June 14 (UPI) -- A new Gallup poll Thursday said women's abortion views largely align with men's, and that the genders differ only slightly in their descriptions of being pro- or anti-abortion.
Gallup said it added data recently to its 2010 analysis of gender differences in views of abortion to include several more years. Researchers said it shows the same pattern as data that dates to the 1970s.
"Over the past three decades, men and women have consistently held similar views about the extent to which abortion should be legal," Gallup said.
The numbers show 31 percent of women and 26 percent of men say abortion should be entirely allowed by law. Forty-two percent of female college graduates said they agree.
The survey offered three choices on abortion status -- legal in all circumstances, illegal in all circumstances or legal in only certain circumstances.
Since 1990, those who say abortion should be allowed in all circumstances only differ by 4 points per gender.
Gender aside, Americans remain split on the issue. Gallup's annual Values and Beliefs poll this week showed 48 percent oppose abortion and 48 percent support the practice.
The split follows a similar divide shown in past Gallup polls. When the question was first asked in the 1990s, 51 percent supported abortion, compared to 40 percent opposed. The gap narrowed in the 2000s, when the split became 47-46 percent in favor of legalization.

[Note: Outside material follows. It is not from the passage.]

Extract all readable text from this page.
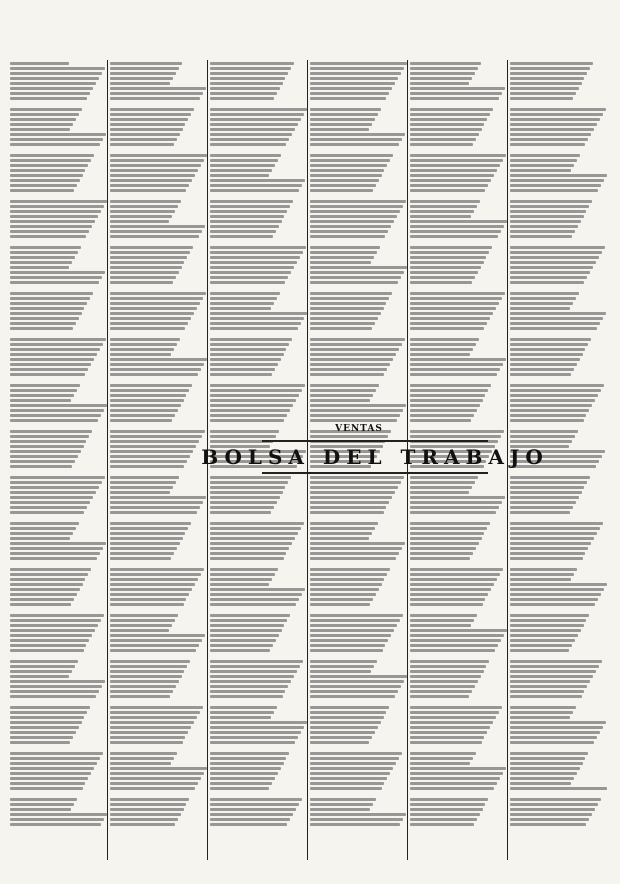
VENTAS
BOLSA DEL TRABAJO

Monday's survey said half of Americans said abortion should be legal only in certain circumstances, 29 percent said it should be legal in all circumstances and 11 percent said it should be illegal outright.
No matter the viewpoint, some women seeking abortions say it's getting tougher to find a clinic to have the procedure, as states pass tighter restrictions.
Several clinics have recently closed in Iowa, Louisiana, and Arkansas, states that are also rolling out new laws shortening the time frame that women can seek legal abortions.
Last month, Iowa passed its so-called "Heartbeat Law," which bans nearly all abortions when a doctor can detect a fetal heartbeat. It's been put on hold, though, until legal challenges can be resolved.
"Arkansas has always been a hostile state toward abortion and with the new administration, it's kind of emboldened state legislators to continue to make regulations to limit access," Dr. Stephanie Ho, an abortion provider in Arkansas, told ABC News.
Arkansas and six other states -- West Virginia, Kentucky, Mississippi, North Dakota, South Dakota and Wyoming -- have just one abortion clinic. In Texas and Arizona, the number of clinics have been cut to less than half what they were just seven years ago.